義父上(ちちうえ)たちも座ってやってくれ。丈夫さは俺が保証する」


 この中で一番大柄な父さんがそう言って座ると、じいちゃんや伯父さんたちも席につく。


「ちゃんと圧縮されているからか汚れることもない……むしろ磨いたのかと思うほど手触りが良いな……」


「すでにこれだけの技術があるならば、分離しているものもすぐに作れるようになるだろうな」


 ――そっか、別に地面にくっついてなくてもいいんだ……まぁ防御に使うならこっちの方が良いんだろうけど。


 じいちゃんの言葉を聞いてそう思いながら席につき、早速試してみることにした。


「【ロッククリエイト】」


 すると、机の真ん中に直径40センチほどのお椀型の器が出来上がり、カコンッというそれなりに硬いもの同士がぶつかる音がする。


「……すでに作れたか……」


 じいちゃんはそう呟きながら、複雑そうな笑みを浮かべて俺の方を見ている。


「それじゃあ次は氷魔法ね」


「うん。【アイス】」


 母さんにそう言われた俺は、先ほど作った器の方に手をかざして魔法を使うと、器にぴったりはまるような大きさの丸い氷が出現して、ガコンッという音と共に器に収まる。


「こんな大きさのものを作れるのか!?」


「てっきり、冷やす程度かと思っていたがこれほどとは!?」


 大人たちは目を見開いて驚いているが、姉さんやアリーシアは嬉しそうに目を輝かせて喜んでいるように見える。


 子供なら大人たちの反応を見て萎縮してしまう可能性もあるが、俺が土魔法を使ってからのじいちゃんと伯父さんは、たしかめるタイミングや仕草、驚く表情があまりにも似ており、"親子だなぁ"と思って笑いそうになってしまう。


「道中ではもっと小さいものだったわよね?」


「え、うん。土魔法と一緒で形状も変えられるよ。【ロッククリエイト】【アイスクリエイト】」


 母さんに不思議そうに聞かれたので、そう言って魔法を何度か使い、別の平たい器の上に20センチくらいのブロック形状や、片手剣のような形状の氷を出す。


「剣だ!」


「このような造形まで……」


「溶けて濡れるから持たない方がいいよ」


 姉さんなら剣の形状でいい反応をしてくれると思って作ったが、持つ可能性まで考えていなかったので一応注意しておく。


 ――魔力を調整すれば溶けにくい氷とかも作れるか。何なら木剣の代わりにもできるかな? いやそれをするなら土魔法の方だよな……冷たいから長時間持ちたくないし……。


「魔力は大丈夫なのか?」


「ちょっと見せてもらうわね。【魔力視】…………ビックリするくらい減ってないわね……かなり適性が高いのでしょうね」


 突然の久しぶりの魔力量測定に一瞬不安になったが、母さんは微笑んでなでてくれたので、特に不思議がられているわけじゃないと分かって安心した。

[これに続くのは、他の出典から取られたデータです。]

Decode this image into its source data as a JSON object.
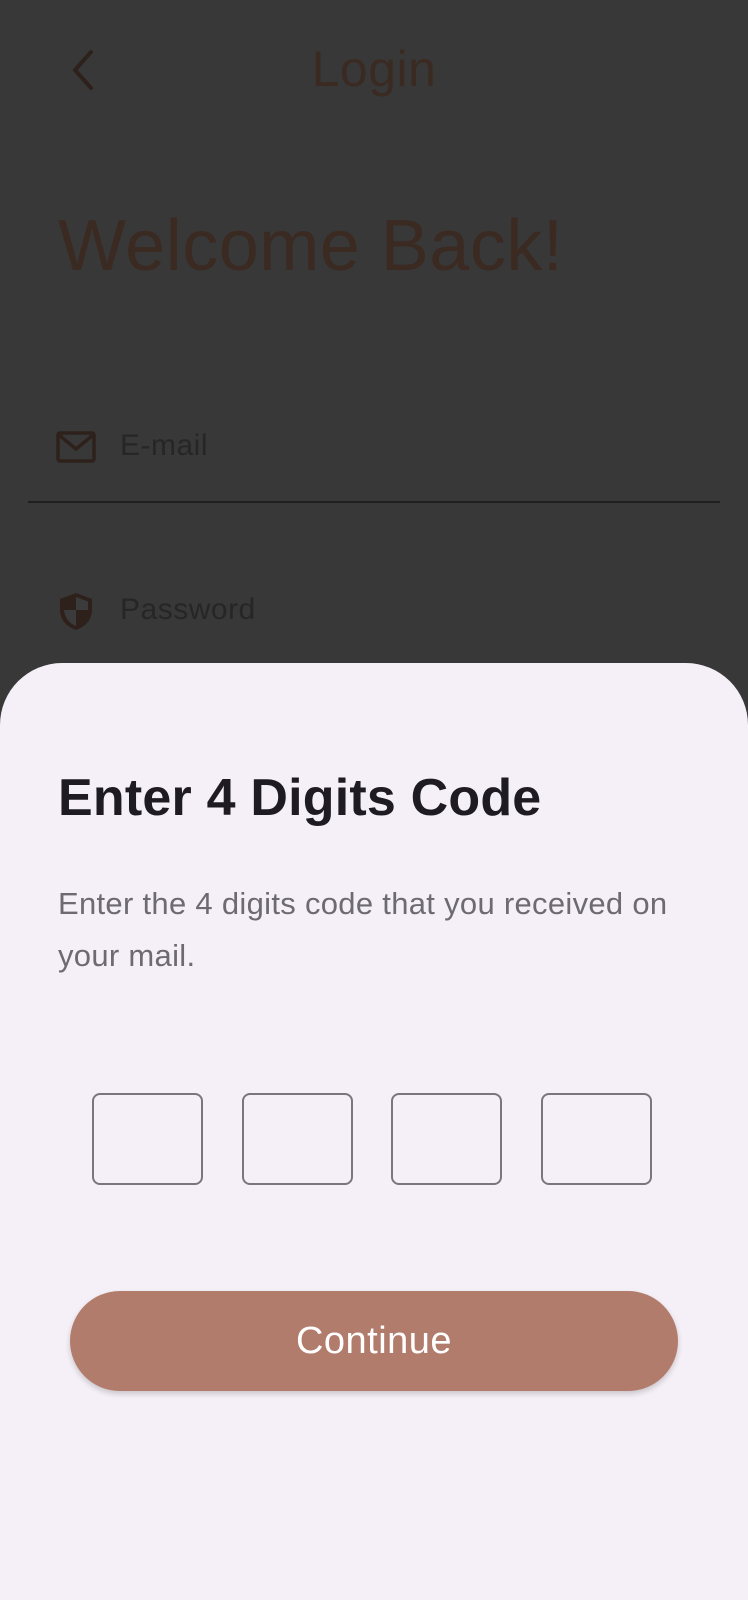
{
  "colors": {
    "scrim_background": "#383838",
    "sheet_background": "#f5f0f7",
    "accent": "#b27c6c",
    "dimmed_text": "#3a2a22"
  },
  "login": {
    "title": "Login",
    "welcome": "Welcome Back!",
    "back_icon": "chevron-left-icon",
    "email": {
      "icon": "mail-icon",
      "placeholder": "E-mail"
    },
    "password": {
      "icon": "shield-icon",
      "placeholder": "Password"
    }
  },
  "sheet": {
    "title": "Enter 4 Digits Code",
    "subtitle": "Enter the 4 digits code that you received on your mail.",
    "code_digits": [
      "",
      "",
      "",
      ""
    ],
    "continue_label": "Continue"
  }
}
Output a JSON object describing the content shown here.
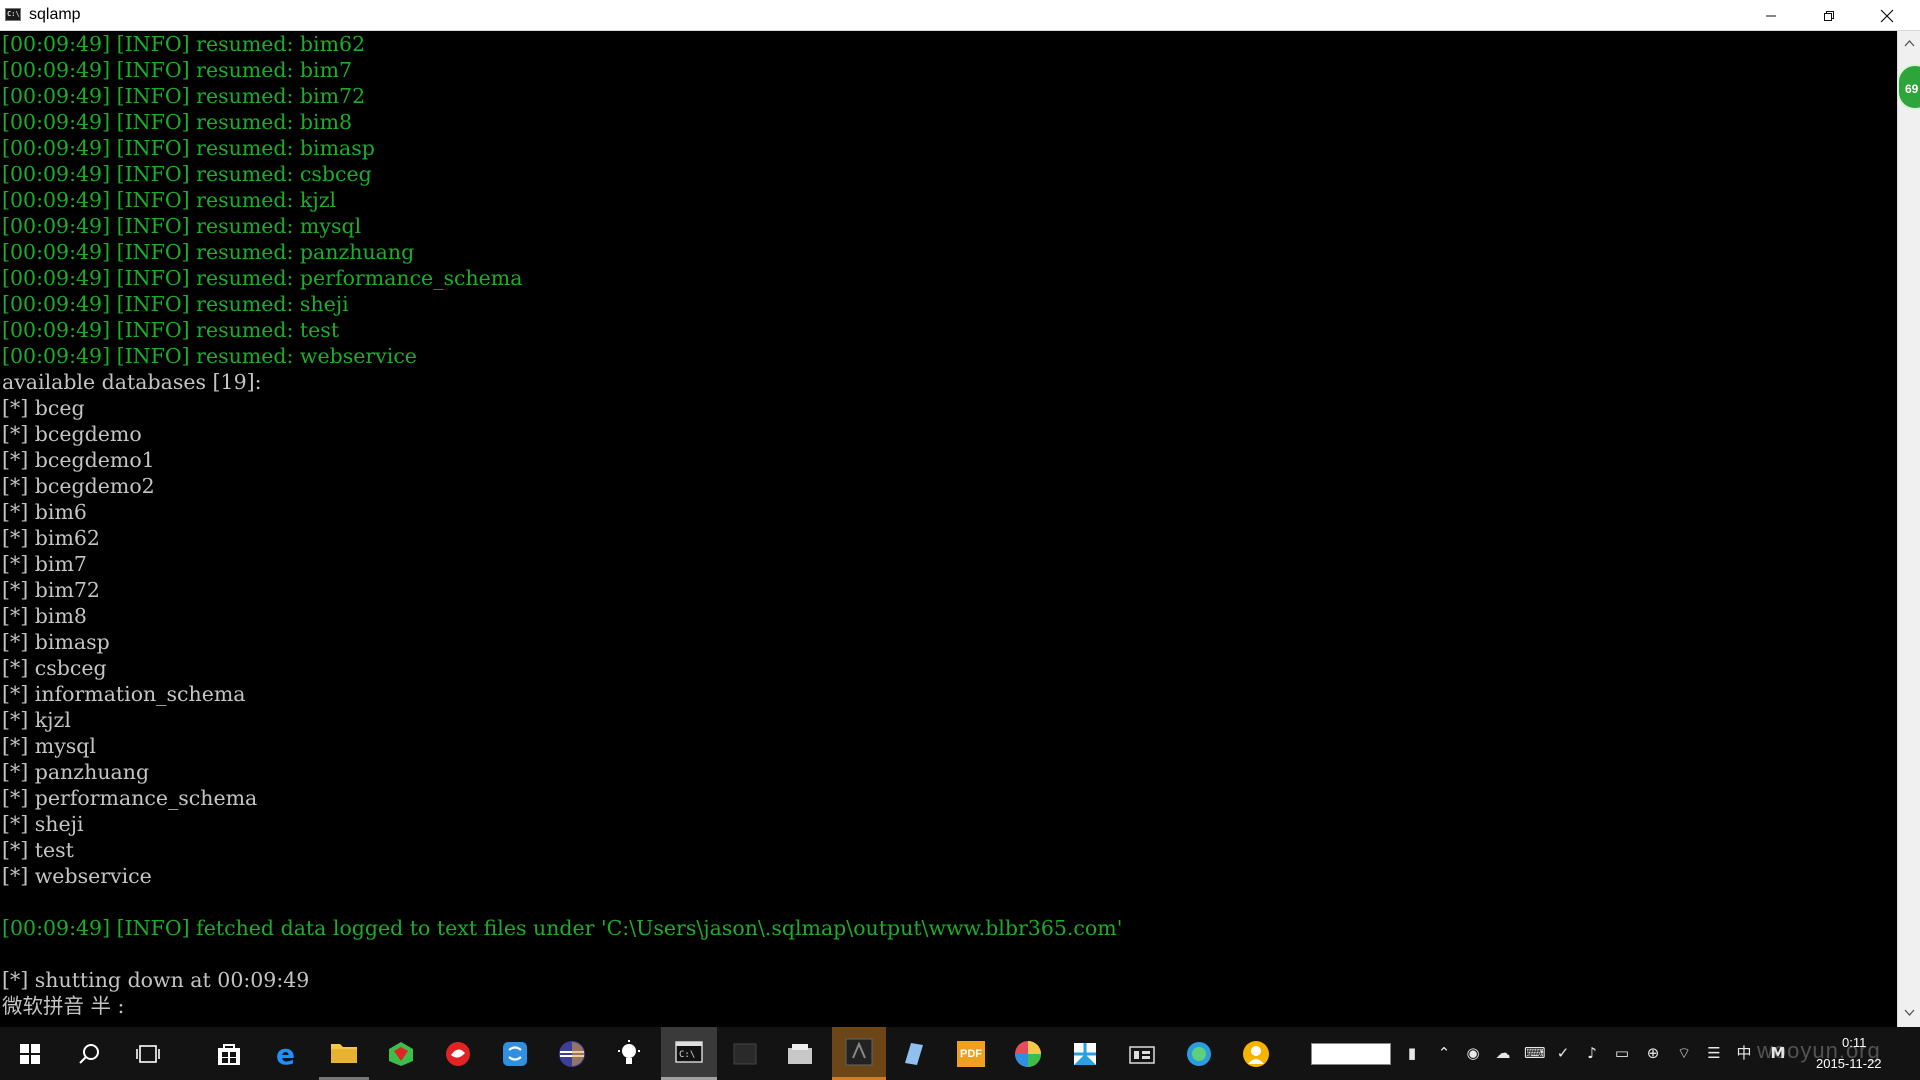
{
  "window": {
    "title": "sqlamp",
    "icon": "console-app-icon"
  },
  "console": {
    "log_lines": [
      "[00:09:49] [INFO] resumed: bim62",
      "[00:09:49] [INFO] resumed: bim7",
      "[00:09:49] [INFO] resumed: bim72",
      "[00:09:49] [INFO] resumed: bim8",
      "[00:09:49] [INFO] resumed: bimasp",
      "[00:09:49] [INFO] resumed: csbceg",
      "[00:09:49] [INFO] resumed: kjzl",
      "[00:09:49] [INFO] resumed: mysql",
      "[00:09:49] [INFO] resumed: panzhuang",
      "[00:09:49] [INFO] resumed: performance_schema",
      "[00:09:49] [INFO] resumed: sheji",
      "[00:09:49] [INFO] resumed: test",
      "[00:09:49] [INFO] resumed: webservice"
    ],
    "databases_header": "available databases [19]:",
    "databases": [
      "[*] bceg",
      "[*] bcegdemo",
      "[*] bcegdemo1",
      "[*] bcegdemo2",
      "[*] bim6",
      "[*] bim62",
      "[*] bim7",
      "[*] bim72",
      "[*] bim8",
      "[*] bimasp",
      "[*] csbceg",
      "[*] information_schema",
      "[*] kjzl",
      "[*] mysql",
      "[*] panzhuang",
      "[*] performance_schema",
      "[*] sheji",
      "[*] test",
      "[*] webservice"
    ],
    "fetched_line": "[00:09:49] [INFO] fetched data logged to text files under 'C:\\Users\\jason\\.sqlmap\\output\\www.blbr365.com'",
    "shutdown_line": "[*] shutting down at 00:09:49",
    "ime_line": "微软拼音 半 :"
  },
  "float_badge": "69",
  "taskbar": {
    "apps": [
      {
        "name": "start-button-icon",
        "color": "#ffffff"
      },
      {
        "name": "search-icon",
        "color": "#ffffff"
      },
      {
        "name": "task-view-icon",
        "color": "#ffffff"
      },
      {
        "name": "store-icon",
        "color": "#ffffff"
      },
      {
        "name": "edge-icon",
        "color": "#1e90ff"
      },
      {
        "name": "file-explorer-icon",
        "color": "#f2c94c"
      },
      {
        "name": "app-icon-1",
        "color": "#3cbf4a"
      },
      {
        "name": "app-icon-2",
        "color": "#e02424"
      },
      {
        "name": "app-icon-3",
        "color": "#2f8fe0"
      },
      {
        "name": "eclipse-icon",
        "color": "#3b3f9a"
      },
      {
        "name": "lightbulb-icon",
        "color": "#ffffff"
      },
      {
        "name": "terminal-icon",
        "color": "#e0e0e0"
      },
      {
        "name": "app-icon-4",
        "color": "#2a2a2a"
      },
      {
        "name": "app-icon-5",
        "color": "#c8c8c8"
      },
      {
        "name": "app-icon-6",
        "color": "#222222"
      },
      {
        "name": "app-icon-7",
        "color": "#8fc0f0"
      },
      {
        "name": "pdf-icon",
        "color": "#f0a020"
      },
      {
        "name": "app-icon-8",
        "color": "#e84a5f"
      },
      {
        "name": "app-icon-9",
        "color": "#2aa0e0"
      },
      {
        "name": "app-icon-10",
        "color": "#dddddd"
      },
      {
        "name": "app-icon-11",
        "color": "#2a9de0"
      },
      {
        "name": "app-icon-12",
        "color": "#f5b400"
      }
    ],
    "pdf_label": "PDF",
    "tray_ime": "中",
    "tray_ime2": "M",
    "clock_time": "0:11",
    "clock_date": "2015-11-22",
    "watermark": "wooyun.org"
  }
}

 じいちゃんは母さんの言葉を聞いて、少し驚いていたようだが。


「カレアが【身体強化】以外の付与魔法を……」


 伯父さんも一緒に驚いているようだったが、別の事で驚いていたようだ。


 ――母さんは付与系の魔法は殆ど使わないっていってたもんなぁ……伯父さんが驚いてるってことは本当に昔からそれらは使ってなかったんだろう……。


「手紙に書かなかったかしら?」


「書いていなかったな。父上たちからも聞いていない」


「ふふ。まぁ子供たちのためよ。おかげで魔法の稽古ははかどっているし、私自身、昔より魔力量は多くなっているし、強くなっているわよ?」


「すでに称号を貰っていたおまえがさらに強くか……それは恐ろしいな」


 伯父さんは口ではそう言っているが、どこか嬉しそうに母さんを見ている。


「それならこちらにいる間、時間があればまたアリーシアの魔法をみてくれるか?」


「えぇ、もちろんよ。何ならお茶会よりそっちを優先したっていいわ」


「……そこまでではないが……」


「よろしくおねがいします、カレア叔母さま!」


「アリーシアもやる気があるようだし、それでもかまわん!」


「いや、少しは出てもらわないと困るぞ……」


「ふふふ、えぇ、少しは参加するわ」


 伯父さんの親バカ発言を聞いて、じいちゃんが呆れたようにため息を吐きながら言うあたり、この行動はいつものことなのだろうと思う。


「魔法の稽古となると、またカーリーン君と一緒にですか?」


「えぇ、もちろんよ。カーリーンとじゃ嫌かしら?」


「いいえ! 嬉しいです! またよろしくね、カーリーン君!」


 俺と一緒に稽古ができることがよほどうれしいのか、さらに喜んでいるように見える。


 そんな姿を見た伯父さんは、なんとも言えない表情で俺とアリーシアを見ていたが、俺にはどうしようもないので気がついていないふりをした。


「私も剣の稽古したい!」


「うぅ~ん……エルはパーティーの予習とか、他にもやることがあるのだけれど……」


「予定より早く着いたから時間はあるしいいだろう。稽古用の剣ももってきてあるしな」


「ちゃんとパーティーのことも忘れないならいいわよ」


「うん! ちゃんとやるわ!」


「それならうちの騎士団の所にもいくといい。どうせフェディは呼ばれているのだろう?」


「あぁ。それに機会があれば連れて行くと約束しているしな」


 じいちゃんの言葉に父さんは少し苦笑しながらそう答えると、兄姉は嬉しそうな表情に変わる。


「エルの話は聞いているから、実際にこの目で見るのが楽しみだな。ライも以前よりどれほど成長したか楽しみにしているぞ」


 伯父さんにそう言われて、兄姉は元気よく返事をする。


「旦那さま、お食事の用意が整いました」


 メイドさんから伝言を受け取った執事さんが、伯父さんにそう伝える。


「それじゃあ、まだまだ話したいこともあるだろうが、ひとまず移動しよう」


 そう言ってみんなが席を立ったのを確認して魔法を解除し、それを待っていた母さんに手を引かれながらみんなと一緒に屋敷の中に戻った。